The contiguous section may also be taken from the middle of the deck. This is called "Scarne's cut", though in some settings this is considered poor etiquette or against the rules. A cut involving a very small number of cards, such as taking only the top card, taking some cards from the bottom or taking every card bar the bottom one as a cut, is often acceptable according to rules. Other rules may specify that at least three cards must be taken or left in making a cut. Sometimes up to three cuts are allowed. A sensible minimum is about one-fifth of the deck.

A cut should always be completed with one hand to limit possibility of a false cut.

Drawing lots 
Cards may be cut as a form of drawing lots whereby all the players cut the pack before the game starts to determine such things as the seating order around the card table, the partnerships within the game and who deals first. Once again the cards are shuffled first, before each player cuts. Procedures vary and should be agreed beforehand. For example, to determine partnerships, players may agree in advance that those cutting the two highest cards play together, those cutting the two lowest cards forming the second team. The first dealer is usually the person drawing the highest or lowest-ranking card. An alternative to cutting is for the shuffled pack to be fanned, face down, on the table. Players then draw a card at random.

Types of cut

Scarne's cut 
Scarne's cut was developed by John Scarne during World War II to help protect servicemen against cheating by unscrupulous dealers. First one pulls out a portion of the middle of the stack and places it back on top of the deck; one then performs a regular cut described earlier.

Multiple cuts 
It can be demonstrated that multiple top-to-bottom (non-Scarne's) cuts are equivalent to some single cut.  In fact, knowing the size of the deck and the size of the cuts, the formula for the composite single cut is given as the sum of the sizes of the cuts modulo the size of the deck.  For example, in a 10 card deck, if a 7 card cut and a 4 card cut are made, that is, 7 cards are moved from the top of the deck to the bottom and then the resulting top 4 cards are also moved to the bottom, then those two consecutive cuts are equivalent to a cut the size of (7 + 4 = 11 (mod 10)) = 1.  The deck will be in the order (2,3,...,10,1).

False cut
A false cut is a move used either in magic, or for cheating when playing card games. It appears to be a real cut, but leaves the deck in the same order as when it began. More sophisticated versions may make specific desired changes to the deck's order, while still appearing to be an innocuous normal cut.

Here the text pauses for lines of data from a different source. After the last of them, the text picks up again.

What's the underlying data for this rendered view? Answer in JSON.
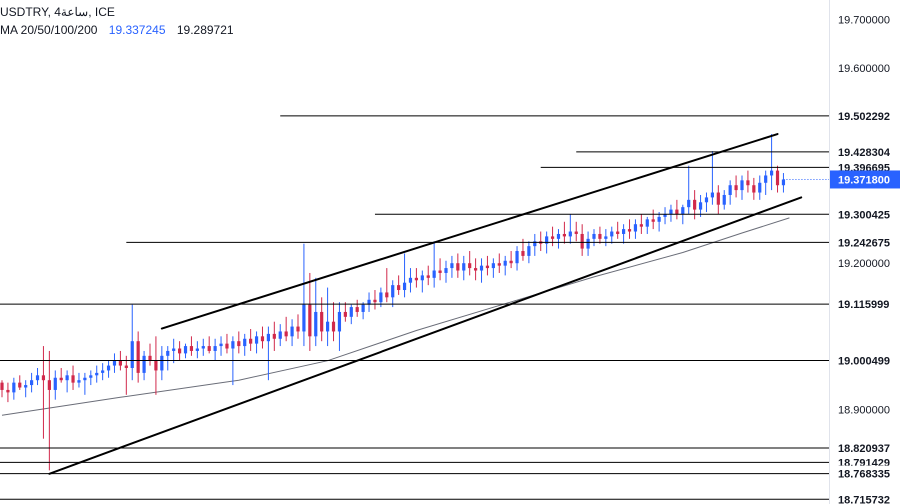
{
  "header": {
    "symbol_line": "USDTRY, 4ساعة, ICE",
    "ma_label": "MA 20/50/100/200",
    "ma_value_1": "19.337245",
    "ma_value_2": "19.289721"
  },
  "colors": {
    "up": "#2962ff",
    "down": "#d1294b",
    "ma": "#6a6d78",
    "lines": "#000000",
    "current_price_bg": "#2962ff",
    "axis_text": "#131722"
  },
  "chart_data": {
    "type": "candlestick",
    "y_range": [
      18.706,
      19.74
    ],
    "y_ticks": [
      19.7,
      19.6,
      19.2,
      18.9
    ],
    "y_tick_labels": [
      "19.700000",
      "19.600000",
      "19.200000",
      "18.900000"
    ],
    "level_labels": [
      "19.502292",
      "19.428304",
      "19.396695",
      "19.300425",
      "19.242675",
      "19.115999",
      "19.000499",
      "18.820937",
      "18.791429",
      "18.768335",
      "18.715732"
    ],
    "current_price": {
      "value": 19.3718,
      "label": "19.371800"
    },
    "horizontal_levels": [
      {
        "value": 19.502292,
        "from_bar": 47
      },
      {
        "value": 19.428304,
        "from_bar": 97
      },
      {
        "value": 19.396695,
        "from_bar": 91
      },
      {
        "value": 19.300425,
        "from_bar": 63
      },
      {
        "value": 19.242675,
        "from_bar": 21
      },
      {
        "value": 19.115999,
        "from_bar": 0
      },
      {
        "value": 19.000499,
        "from_bar": 0
      },
      {
        "value": 18.820937,
        "from_bar": 0
      },
      {
        "value": 18.791429,
        "from_bar": 0
      },
      {
        "value": 18.768335,
        "from_bar": 0
      },
      {
        "value": 18.715732,
        "from_bar": 0
      }
    ],
    "channel_lines": [
      {
        "from": {
          "bar": 27,
          "value": 19.066
        },
        "to": {
          "bar": 131,
          "value": 19.465
        }
      },
      {
        "from": {
          "bar": 8,
          "value": 18.768
        },
        "to": {
          "bar": 135,
          "value": 19.335
        }
      }
    ],
    "moving_average": {
      "name": "MA 20/50/100/200",
      "points": [
        [
          0,
          18.888
        ],
        [
          20,
          18.925
        ],
        [
          40,
          18.96
        ],
        [
          55,
          19.0
        ],
        [
          70,
          19.062
        ],
        [
          85,
          19.117
        ],
        [
          100,
          19.172
        ],
        [
          115,
          19.222
        ],
        [
          125,
          19.262
        ],
        [
          133,
          19.293
        ]
      ]
    },
    "candles": {
      "count": 133,
      "last_close": 19.3718,
      "ohlc": [
        [
          18.955,
          18.96,
          18.925,
          18.94
        ],
        [
          18.94,
          18.955,
          18.915,
          18.935
        ],
        [
          18.935,
          18.965,
          18.92,
          18.955
        ],
        [
          18.955,
          18.97,
          18.94,
          18.945
        ],
        [
          18.945,
          18.96,
          18.925,
          18.95
        ],
        [
          18.95,
          18.975,
          18.935,
          18.96
        ],
        [
          18.96,
          18.985,
          18.95,
          18.97
        ],
        [
          18.97,
          19.03,
          18.84,
          18.96
        ],
        [
          18.96,
          19.02,
          18.775,
          18.94
        ],
        [
          18.94,
          18.98,
          18.92,
          18.965
        ],
        [
          18.965,
          18.985,
          18.955,
          18.96
        ],
        [
          18.96,
          18.98,
          18.935,
          18.97
        ],
        [
          18.97,
          18.99,
          18.94,
          18.955
        ],
        [
          18.955,
          18.975,
          18.945,
          18.96
        ],
        [
          18.96,
          18.975,
          18.93,
          18.965
        ],
        [
          18.965,
          18.98,
          18.95,
          18.97
        ],
        [
          18.97,
          18.99,
          18.955,
          18.975
        ],
        [
          18.975,
          18.995,
          18.96,
          18.98
        ],
        [
          18.98,
          19.0,
          18.965,
          18.99
        ],
        [
          18.99,
          19.015,
          18.975,
          19.0
        ],
        [
          19.0,
          19.02,
          18.98,
          18.99
        ],
        [
          18.99,
          19.01,
          18.93,
          18.985
        ],
        [
          18.985,
          19.115,
          18.96,
          19.04
        ],
        [
          19.04,
          19.06,
          18.955,
          18.975
        ],
        [
          18.975,
          19.02,
          18.96,
          19.01
        ],
        [
          19.01,
          19.035,
          18.99,
          19.0
        ],
        [
          19.0,
          19.05,
          18.93,
          18.98
        ],
        [
          18.98,
          19.03,
          18.96,
          19.01
        ],
        [
          19.01,
          19.03,
          18.98,
          19.02
        ],
        [
          19.02,
          19.045,
          18.995,
          19.025
        ],
        [
          19.025,
          19.04,
          19.0,
          19.015
        ],
        [
          19.015,
          19.035,
          19.005,
          19.03
        ],
        [
          19.03,
          19.05,
          19.01,
          19.02
        ],
        [
          19.02,
          19.04,
          19.005,
          19.025
        ],
        [
          19.025,
          19.045,
          19.01,
          19.03
        ],
        [
          19.03,
          19.05,
          19.015,
          19.02
        ],
        [
          19.02,
          19.045,
          19.0,
          19.03
        ],
        [
          19.03,
          19.05,
          19.01,
          19.035
        ],
        [
          19.035,
          19.055,
          19.015,
          19.025
        ],
        [
          19.025,
          19.05,
          18.95,
          19.04
        ],
        [
          19.04,
          19.06,
          19.015,
          19.03
        ],
        [
          19.03,
          19.055,
          19.01,
          19.045
        ],
        [
          19.045,
          19.065,
          19.02,
          19.035
        ],
        [
          19.035,
          19.06,
          19.015,
          19.05
        ],
        [
          19.05,
          19.07,
          19.025,
          19.04
        ],
        [
          19.04,
          19.07,
          18.96,
          19.055
        ],
        [
          19.055,
          19.08,
          19.02,
          19.045
        ],
        [
          19.045,
          19.075,
          19.03,
          19.06
        ],
        [
          19.06,
          19.09,
          19.04,
          19.05
        ],
        [
          19.05,
          19.085,
          19.03,
          19.07
        ],
        [
          19.07,
          19.095,
          19.045,
          19.06
        ],
        [
          19.06,
          19.24,
          19.03,
          19.115
        ],
        [
          19.115,
          19.18,
          19.02,
          19.05
        ],
        [
          19.05,
          19.17,
          19.03,
          19.1
        ],
        [
          19.1,
          19.13,
          19.04,
          19.06
        ],
        [
          19.06,
          19.15,
          19.03,
          19.08
        ],
        [
          19.08,
          19.12,
          19.04,
          19.06
        ],
        [
          19.06,
          19.12,
          19.02,
          19.1
        ],
        [
          19.1,
          19.12,
          19.08,
          19.09
        ],
        [
          19.09,
          19.115,
          19.075,
          19.11
        ],
        [
          19.11,
          19.125,
          19.09,
          19.1
        ],
        [
          19.1,
          19.12,
          19.085,
          19.115
        ],
        [
          19.115,
          19.14,
          19.1,
          19.125
        ],
        [
          19.125,
          19.145,
          19.105,
          19.12
        ],
        [
          19.12,
          19.15,
          19.11,
          19.14
        ],
        [
          19.14,
          19.19,
          19.12,
          19.13
        ],
        [
          19.13,
          19.165,
          19.11,
          19.155
        ],
        [
          19.155,
          19.175,
          19.135,
          19.145
        ],
        [
          19.145,
          19.22,
          19.13,
          19.16
        ],
        [
          19.16,
          19.19,
          19.14,
          19.17
        ],
        [
          19.17,
          19.19,
          19.15,
          19.165
        ],
        [
          19.165,
          19.185,
          19.14,
          19.175
        ],
        [
          19.175,
          19.195,
          19.155,
          19.17
        ],
        [
          19.17,
          19.245,
          19.15,
          19.185
        ],
        [
          19.185,
          19.21,
          19.165,
          19.18
        ],
        [
          19.18,
          19.205,
          19.16,
          19.19
        ],
        [
          19.19,
          19.215,
          19.17,
          19.2
        ],
        [
          19.2,
          19.22,
          19.17,
          19.185
        ],
        [
          19.185,
          19.215,
          19.165,
          19.2
        ],
        [
          19.2,
          19.225,
          19.175,
          19.19
        ],
        [
          19.19,
          19.21,
          19.165,
          19.185
        ],
        [
          19.185,
          19.21,
          19.16,
          19.195
        ],
        [
          19.195,
          19.215,
          19.175,
          19.19
        ],
        [
          19.19,
          19.21,
          19.17,
          19.2
        ],
        [
          19.2,
          19.22,
          19.18,
          19.195
        ],
        [
          19.195,
          19.215,
          19.175,
          19.205
        ],
        [
          19.205,
          19.225,
          19.19,
          19.2
        ],
        [
          19.2,
          19.235,
          19.185,
          19.225
        ],
        [
          19.225,
          19.25,
          19.205,
          19.215
        ],
        [
          19.215,
          19.245,
          19.2,
          19.235
        ],
        [
          19.235,
          19.26,
          19.215,
          19.245
        ],
        [
          19.245,
          19.265,
          19.225,
          19.24
        ],
        [
          19.24,
          19.265,
          19.22,
          19.255
        ],
        [
          19.255,
          19.275,
          19.235,
          19.25
        ],
        [
          19.25,
          19.27,
          19.23,
          19.26
        ],
        [
          19.26,
          19.285,
          19.24,
          19.255
        ],
        [
          19.255,
          19.3,
          19.24,
          19.265
        ],
        [
          19.265,
          19.285,
          19.245,
          19.26
        ],
        [
          19.26,
          19.28,
          19.215,
          19.23
        ],
        [
          19.23,
          19.265,
          19.215,
          19.25
        ],
        [
          19.25,
          19.27,
          19.235,
          19.26
        ],
        [
          19.26,
          19.275,
          19.24,
          19.25
        ],
        [
          19.25,
          19.27,
          19.235,
          19.255
        ],
        [
          19.255,
          19.275,
          19.24,
          19.265
        ],
        [
          19.265,
          19.285,
          19.25,
          19.26
        ],
        [
          19.26,
          19.28,
          19.24,
          19.27
        ],
        [
          19.27,
          19.29,
          19.25,
          19.265
        ],
        [
          19.265,
          19.29,
          19.25,
          19.28
        ],
        [
          19.28,
          19.3,
          19.26,
          19.275
        ],
        [
          19.275,
          19.295,
          19.26,
          19.29
        ],
        [
          19.29,
          19.31,
          19.27,
          19.285
        ],
        [
          19.285,
          19.305,
          19.265,
          19.295
        ],
        [
          19.295,
          19.315,
          19.28,
          19.3
        ],
        [
          19.3,
          19.32,
          19.285,
          19.31
        ],
        [
          19.31,
          19.33,
          19.29,
          19.3
        ],
        [
          19.3,
          19.32,
          19.28,
          19.315
        ],
        [
          19.315,
          19.4,
          19.3,
          19.33
        ],
        [
          19.33,
          19.35,
          19.29,
          19.31
        ],
        [
          19.31,
          19.34,
          19.295,
          19.325
        ],
        [
          19.325,
          19.345,
          19.305,
          19.335
        ],
        [
          19.335,
          19.43,
          19.32,
          19.345
        ],
        [
          19.345,
          19.36,
          19.3,
          19.32
        ],
        [
          19.32,
          19.35,
          19.31,
          19.34
        ],
        [
          19.34,
          19.37,
          19.32,
          19.36
        ],
        [
          19.36,
          19.38,
          19.335,
          19.35
        ],
        [
          19.35,
          19.38,
          19.33,
          19.37
        ],
        [
          19.37,
          19.39,
          19.345,
          19.36
        ],
        [
          19.36,
          19.375,
          19.33,
          19.345
        ],
        [
          19.345,
          19.38,
          19.33,
          19.365
        ],
        [
          19.365,
          19.39,
          19.34,
          19.38
        ],
        [
          19.38,
          19.465,
          19.35,
          19.39
        ],
        [
          19.39,
          19.4,
          19.345,
          19.36
        ],
        [
          19.36,
          19.385,
          19.345,
          19.3718
        ]
      ]
    }
  }
}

There are many ways to accomplish a false cut, involving misdirection or using complex moves to conceal the real result.

Other uses

Game 
Cutting cards is usually a prelude to a game, but it can be a game unto itself. Each player, in turn, removes a selection of cards from the top and reveals the bottom card to all the players, and then replaces the cards in the original position. Whoever has revealed the highest (or sometimes lowest) card is the winner. This is often used in an informal setting, much like flipping coins; it is also sometimes used to determine who will play first in a card game.

Joke 
The command to "cut the cards", followed by someone literally chopping the deck in half with an axe, is a none-too-subtle gag that has been used many times in popular media, going back to at least the vaudeville days. Examples include Harpo Marx in Horse Feathers, Curly Howard in Ants in the Pantry, and Bugs Bunny in Bugs Bunny Rides Again.